Cerebellar Function:  Intact.

Gait and Stance:  Intact.

Neck and Back Examination:  Scoliosis was observed in the thoracolumbar region as mentioned above.  The patient appeared to have a short, stocky neck with some degree of webbing and a low hairline.   


1.  Considering this patient’s initial history and examination five years prior to consultation, how precisely can the neurologic lesion be localized at that time?  If precise localization is not possible, list as many levels and/or structures as you can that might produce the same clinical picture.
2.  What is the localizing significance of the findings on the examination of the motor system and the reflexes?
3.  What is the anatomical basis of the "suspended sensory level" involving pain sensation?
4.  Indicate the level of the neurologic lesion in this case and the structures involved by the pathologic process.  Is a single restricted level or segment of the nervous system involved or does the pathologic process span a few segments?  Indicate the side(s) of the lesion and its extent.  A diagram may be helpful in this instance.

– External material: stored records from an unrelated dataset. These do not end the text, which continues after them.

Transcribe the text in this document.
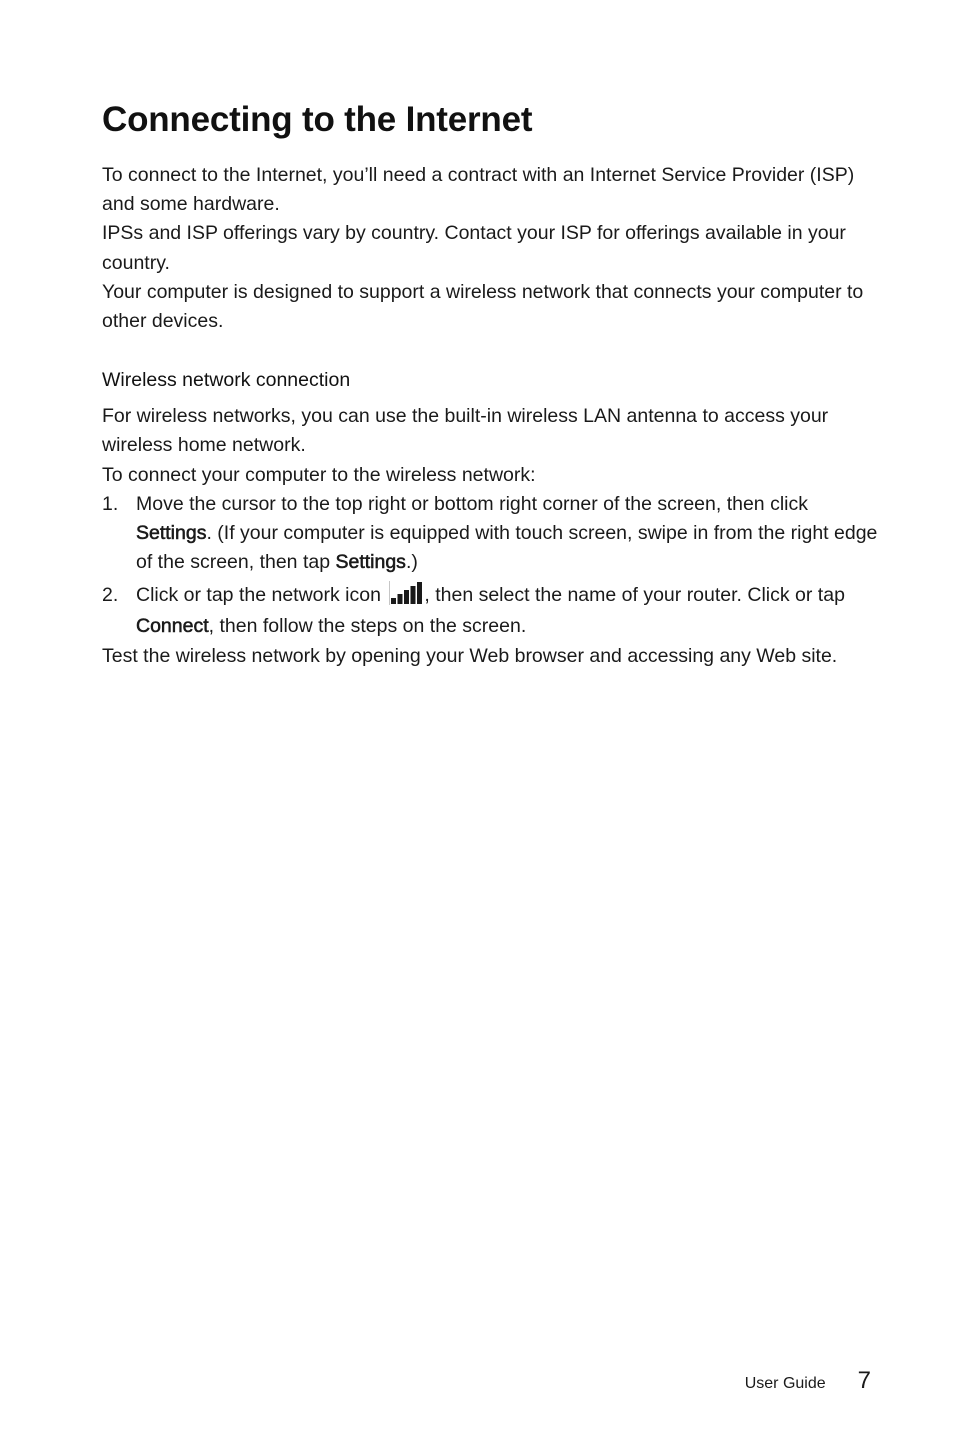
Connecting to the Internet

To connect to the Internet, you’ll need a contract with an Internet Service Provider (ISP) and some hardware.

IPSs and ISP offerings vary by country. Contact your ISP for offerings available in your country.

Your computer is designed to support a wireless network that connects your computer to other devices.

Wireless network connection

For wireless networks, you can use the built-in wireless LAN antenna to access your wireless home network.

To connect your computer to the wireless network:

1. Move the cursor to the top right or bottom right corner of the screen, then click Settings. (If your computer is equipped with touch screen, swipe in from the right edge of the screen, then tap Settings.)
2. Click or tap the network icon , then select the name of your router. Click or tap Connect, then follow the steps on the screen.

Test the wireless network by opening your Web browser and accessing any Web site.

User Guide 7
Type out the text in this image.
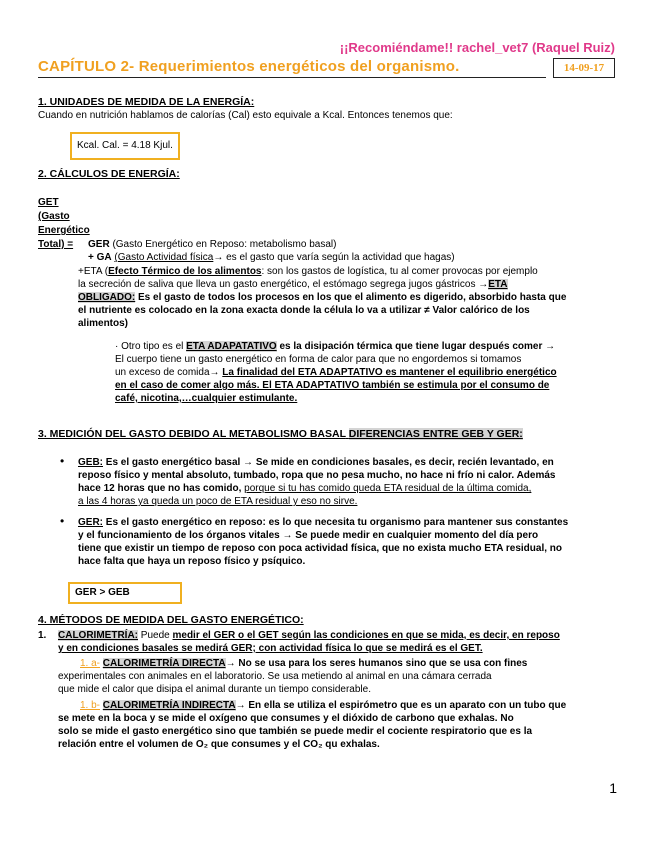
¡¡Recomiéndame!! rachel_vet7 (Raquel Ruiz)
CAPÍTULO 2- Requerimientos energéticos del organismo.	14-09-17
1. UNIDADES DE MEDIDA DE LA ENERGÍA:
Cuando en nutrición hablamos de calorías (Cal) esto equivale a Kcal. Entonces tenemos que:
Kcal. Cal. = 4.18 Kjul.
2. CÁLCULOS DE ENERGÍA:
GET
(Gasto
Energético
Total) =	GER (Gasto Energético en Reposo: metabolismo basal)
+ GA (Gasto Actividad física→ es el gasto que varía según la actividad que hagas)
+ETA (Efecto Térmico de los alimentos: son los gastos de logística, tu al comer provocas por ejemplo
la secreción de saliva que lleva un gasto energético, el estómago segrega jugos gástricos →ETA
OBLIGADO: Es el gasto de todos los procesos en los que el alimento es digerido, absorbido hasta que
el nutriente es colocado en la zona exacta donde la célula lo va a utilizar ≠ Valor calórico de los
alimentos)
· Otro tipo es el ETA ADAPATATIVO es la disipación térmica que tiene lugar después comer →
El cuerpo tiene un gasto energético en forma de calor para que no engordemos si tomamos
un exceso de comida→ La finalidad del ETA ADAPTATIVO es mantener el equilibrio energético
en el caso de comer algo más. El ETA ADAPTATIVO también se estimula por el consumo de
café, nicotina,…cualquier estimulante.
3. MEDICIÓN DEL GASTO DEBIDO AL METABOLISMO BASAL DIFERENCIAS ENTRE GEB Y GER:
• GEB: Es el gasto energético basal → Se mide en condiciones basales, es decir, recién levantado, en
reposo físico y mental absoluto, tumbado, ropa que no pesa mucho, no hace ni frío ni calor. Además
hace 12 horas que no has comido, porque si tu has comido queda ETA residual de la última comida,
a las 4 horas ya queda un poco de ETA residual y eso no sirve.
• GER: Es el gasto energético en reposo: es lo que necesita tu organismo para mantener sus constantes
y el funcionamiento de los órganos vitales → Se puede medir en cualquier momento del día pero
tiene que existir un tiempo de reposo con poca actividad física, que no exista mucho ETA residual, no
hace falta que haya un reposo físico y psíquico.
GER > GEB
4. MÉTODOS DE MEDIDA DEL GASTO ENERGÉTICO:
1. CALORIMETRÍA: Puede medir el GER o el GET según las condiciones en que se mida, es decir, en reposo
y en condiciones basales se medirá GER; con actividad física lo que se medirá es el GET.
1. a- CALORIMETRÍA DIRECTA→ No se usa para los seres humanos sino que se usa con fines
experimentales con animales en el laboratorio. Se usa metiendo al animal en una cámara cerrada
que mide el calor que disipa el animal durante un tiempo considerable.
1. b- CALORIMETRÍA INDIRECTA→ En ella se utiliza el espirómetro que es un aparato con un tubo que
se mete en la boca y se mide el oxígeno que consumes y el dióxido de carbono que exhalas. No
solo se mide el gasto energético sino que también se puede medir el cociente respiratorio que es la
relación entre el volumen de O₂ que consumes y el CO₂ qu exhalas.
1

Signs or Symptoms                    Site of Lesion               
Initial decreased pain, RUE                       
Weakness, atrophy, decreased          
DTRs, RUE>LUE                          
Weakness, increased tone,           
increased DTRs, extensor R               
plantar reflex, RLE>LLE                           

Suspended pain deficit, BUE            

5.  In general, what type of pathologic process do you think is involved in this case?
6.  What diagnostic procedure(s) would you undertake at this point?